Residents are not the only ones who have come to rely on access to e-government in public libraries. Federal, state, and local government agencies now also rely on public libraries to provide citizens with access to and guidance in using e-government websites, forms, and services; many government agencies simply direct citizens to the nearest public library for help (Bertot, Jaeger, Langa, & McClure, 2006a, 2006b). Many local government agencies now direct citizens to the nearest public library for access and help in applying for permits, scheduling appointments, paying fees and taxes, and completing numerous other local government functions online. This confluence of events has created a major new social role for public libraries—guarantors of e-government access.

This chapter explores the relationships between local e-government and public libraries, a relationship made more interesting by the fact that public libraries are also local government entities. Drawing upon several different streams of data about public libraries and e-government, this chapter will explore the issues related to public libraries’ position as local government agency and local e-government access point.
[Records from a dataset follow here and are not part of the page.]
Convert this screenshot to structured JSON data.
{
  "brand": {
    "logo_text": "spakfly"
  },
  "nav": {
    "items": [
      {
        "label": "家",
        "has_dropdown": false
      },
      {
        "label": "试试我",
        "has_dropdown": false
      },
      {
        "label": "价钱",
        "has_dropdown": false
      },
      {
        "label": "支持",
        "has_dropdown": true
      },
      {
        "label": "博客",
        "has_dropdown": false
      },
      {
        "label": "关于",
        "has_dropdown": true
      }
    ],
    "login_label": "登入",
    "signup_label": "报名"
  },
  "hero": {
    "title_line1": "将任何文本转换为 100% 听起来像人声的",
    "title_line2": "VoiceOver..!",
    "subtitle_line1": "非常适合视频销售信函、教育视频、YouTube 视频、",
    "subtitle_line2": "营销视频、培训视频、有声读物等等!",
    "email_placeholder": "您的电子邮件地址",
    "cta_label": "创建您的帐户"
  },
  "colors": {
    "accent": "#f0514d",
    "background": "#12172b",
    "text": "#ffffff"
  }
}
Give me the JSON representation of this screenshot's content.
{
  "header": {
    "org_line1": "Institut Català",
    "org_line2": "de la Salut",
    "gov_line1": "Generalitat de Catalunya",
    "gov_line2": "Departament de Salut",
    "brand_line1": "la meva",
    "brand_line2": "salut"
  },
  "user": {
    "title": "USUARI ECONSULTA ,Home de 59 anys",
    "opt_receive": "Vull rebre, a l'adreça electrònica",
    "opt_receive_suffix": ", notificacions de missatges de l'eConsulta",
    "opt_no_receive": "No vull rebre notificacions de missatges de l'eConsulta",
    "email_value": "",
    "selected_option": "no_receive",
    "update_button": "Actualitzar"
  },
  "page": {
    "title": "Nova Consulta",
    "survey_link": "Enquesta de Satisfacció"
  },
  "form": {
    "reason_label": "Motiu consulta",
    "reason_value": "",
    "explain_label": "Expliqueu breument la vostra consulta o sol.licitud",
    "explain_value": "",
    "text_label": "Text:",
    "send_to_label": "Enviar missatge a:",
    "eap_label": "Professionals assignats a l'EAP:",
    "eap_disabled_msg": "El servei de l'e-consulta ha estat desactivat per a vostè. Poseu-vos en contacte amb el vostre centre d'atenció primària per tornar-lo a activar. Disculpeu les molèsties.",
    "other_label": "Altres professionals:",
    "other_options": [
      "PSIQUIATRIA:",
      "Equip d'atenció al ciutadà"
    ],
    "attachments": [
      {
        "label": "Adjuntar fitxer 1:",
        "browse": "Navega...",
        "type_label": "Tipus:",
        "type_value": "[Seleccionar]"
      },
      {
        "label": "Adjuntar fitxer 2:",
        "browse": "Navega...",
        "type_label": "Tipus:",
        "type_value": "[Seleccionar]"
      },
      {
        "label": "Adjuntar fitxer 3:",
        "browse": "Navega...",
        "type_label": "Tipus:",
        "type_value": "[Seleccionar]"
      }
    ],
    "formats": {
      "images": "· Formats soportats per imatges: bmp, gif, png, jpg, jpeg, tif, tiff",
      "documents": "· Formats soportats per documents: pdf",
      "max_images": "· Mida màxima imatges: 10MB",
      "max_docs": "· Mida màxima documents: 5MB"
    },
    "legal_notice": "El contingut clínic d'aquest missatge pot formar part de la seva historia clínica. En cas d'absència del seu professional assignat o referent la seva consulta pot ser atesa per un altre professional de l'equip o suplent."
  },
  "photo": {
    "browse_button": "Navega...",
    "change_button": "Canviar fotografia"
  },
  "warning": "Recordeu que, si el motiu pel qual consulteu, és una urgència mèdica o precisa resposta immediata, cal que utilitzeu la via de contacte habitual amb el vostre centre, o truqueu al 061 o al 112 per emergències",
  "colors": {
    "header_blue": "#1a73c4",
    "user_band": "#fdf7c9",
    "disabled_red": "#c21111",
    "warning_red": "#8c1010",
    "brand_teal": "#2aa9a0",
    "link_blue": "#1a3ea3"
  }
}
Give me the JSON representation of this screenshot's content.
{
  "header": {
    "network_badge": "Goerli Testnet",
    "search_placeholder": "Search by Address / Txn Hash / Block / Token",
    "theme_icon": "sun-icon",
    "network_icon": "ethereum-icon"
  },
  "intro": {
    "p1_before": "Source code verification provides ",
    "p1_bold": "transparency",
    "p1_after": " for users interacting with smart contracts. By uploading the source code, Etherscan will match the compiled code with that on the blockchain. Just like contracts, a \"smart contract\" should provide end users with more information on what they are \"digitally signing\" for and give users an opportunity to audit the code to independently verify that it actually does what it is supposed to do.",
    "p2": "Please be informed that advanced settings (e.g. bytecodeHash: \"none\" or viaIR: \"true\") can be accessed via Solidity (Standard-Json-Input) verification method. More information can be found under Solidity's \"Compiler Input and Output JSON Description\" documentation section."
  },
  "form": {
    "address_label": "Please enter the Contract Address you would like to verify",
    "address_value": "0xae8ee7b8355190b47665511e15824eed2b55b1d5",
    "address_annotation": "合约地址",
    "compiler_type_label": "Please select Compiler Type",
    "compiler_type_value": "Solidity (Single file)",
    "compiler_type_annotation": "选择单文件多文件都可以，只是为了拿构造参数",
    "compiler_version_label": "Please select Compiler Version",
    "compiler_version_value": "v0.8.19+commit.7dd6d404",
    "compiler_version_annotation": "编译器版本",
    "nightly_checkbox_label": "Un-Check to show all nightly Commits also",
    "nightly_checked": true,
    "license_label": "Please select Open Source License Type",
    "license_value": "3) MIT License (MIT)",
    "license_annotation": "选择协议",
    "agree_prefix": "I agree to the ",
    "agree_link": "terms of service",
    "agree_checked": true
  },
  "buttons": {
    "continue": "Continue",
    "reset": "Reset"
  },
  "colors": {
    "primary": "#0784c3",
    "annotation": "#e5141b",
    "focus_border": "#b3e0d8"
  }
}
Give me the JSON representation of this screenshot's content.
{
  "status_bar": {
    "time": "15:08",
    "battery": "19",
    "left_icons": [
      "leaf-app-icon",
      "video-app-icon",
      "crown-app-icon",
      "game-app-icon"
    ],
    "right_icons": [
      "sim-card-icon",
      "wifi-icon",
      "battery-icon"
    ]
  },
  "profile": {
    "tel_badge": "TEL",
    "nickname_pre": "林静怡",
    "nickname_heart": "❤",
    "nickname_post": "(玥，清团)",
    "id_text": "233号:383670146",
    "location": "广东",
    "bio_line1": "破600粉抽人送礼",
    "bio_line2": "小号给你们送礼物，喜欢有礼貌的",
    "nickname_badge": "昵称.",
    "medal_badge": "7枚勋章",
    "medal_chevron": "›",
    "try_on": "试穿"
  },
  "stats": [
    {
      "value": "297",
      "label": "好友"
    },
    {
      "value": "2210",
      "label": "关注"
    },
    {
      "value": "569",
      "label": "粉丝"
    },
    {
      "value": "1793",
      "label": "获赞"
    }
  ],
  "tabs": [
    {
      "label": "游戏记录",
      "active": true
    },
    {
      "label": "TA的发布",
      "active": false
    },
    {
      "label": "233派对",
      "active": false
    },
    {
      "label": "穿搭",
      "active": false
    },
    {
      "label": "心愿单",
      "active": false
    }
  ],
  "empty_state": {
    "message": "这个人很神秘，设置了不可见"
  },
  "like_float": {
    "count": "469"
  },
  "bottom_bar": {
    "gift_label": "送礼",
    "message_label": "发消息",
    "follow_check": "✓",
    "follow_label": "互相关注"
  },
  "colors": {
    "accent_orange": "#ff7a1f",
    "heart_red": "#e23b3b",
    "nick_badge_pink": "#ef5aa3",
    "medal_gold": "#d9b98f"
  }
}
This chapter will explore:

  • The reasons that public libraries became local access points for e-government

  • The impacts of local political environments on the delivery of e-government in public libraries

  • The effect of trust placed in public libraries on local e-government usage

  • The ways in which public libraries impact the delivery of local e-government services

  • The influence of the public library on citizen interaction with e-government

While public libraries in the United States have been extremely successful in linking citizens and e-government, it essential to better understand the roles of public libraries in access to and education about local e-government in order to improve the delivery of e-government and to identify lessons from these efforts that can be translated to other nations.

Key Terms in this Chapter

Public Policy: The set of government directives intended to shape decisions and actions of individuals, organizations, and government agencies through legislation, executive orders, judicial rulings, guidelines and regulations, rulemaking, agency memos, signing statements, agency circulars, and other types of official statements.

Free Public Internet Access: The provision of access to and use of Internet-enabled computers and the ancillary technologies without any cost to all members of a community.

E-Government: The provision of government information and services via electronic means for communications, interactions, and transactions between citizens, businesses, and government agencies.

Library and Information Science: The academic field devoted to the study of issues related to libraries, also known as LIS.

Community Technology Centers: A physical location in a community designed to provide access to computers and the Internet to members of the community.

Public Library: A publicly funded institution that provides the general public in a community with access to and use of a range of print and electronic information sources.

Trust: The reliance on the integrity and/or reputation of an institution.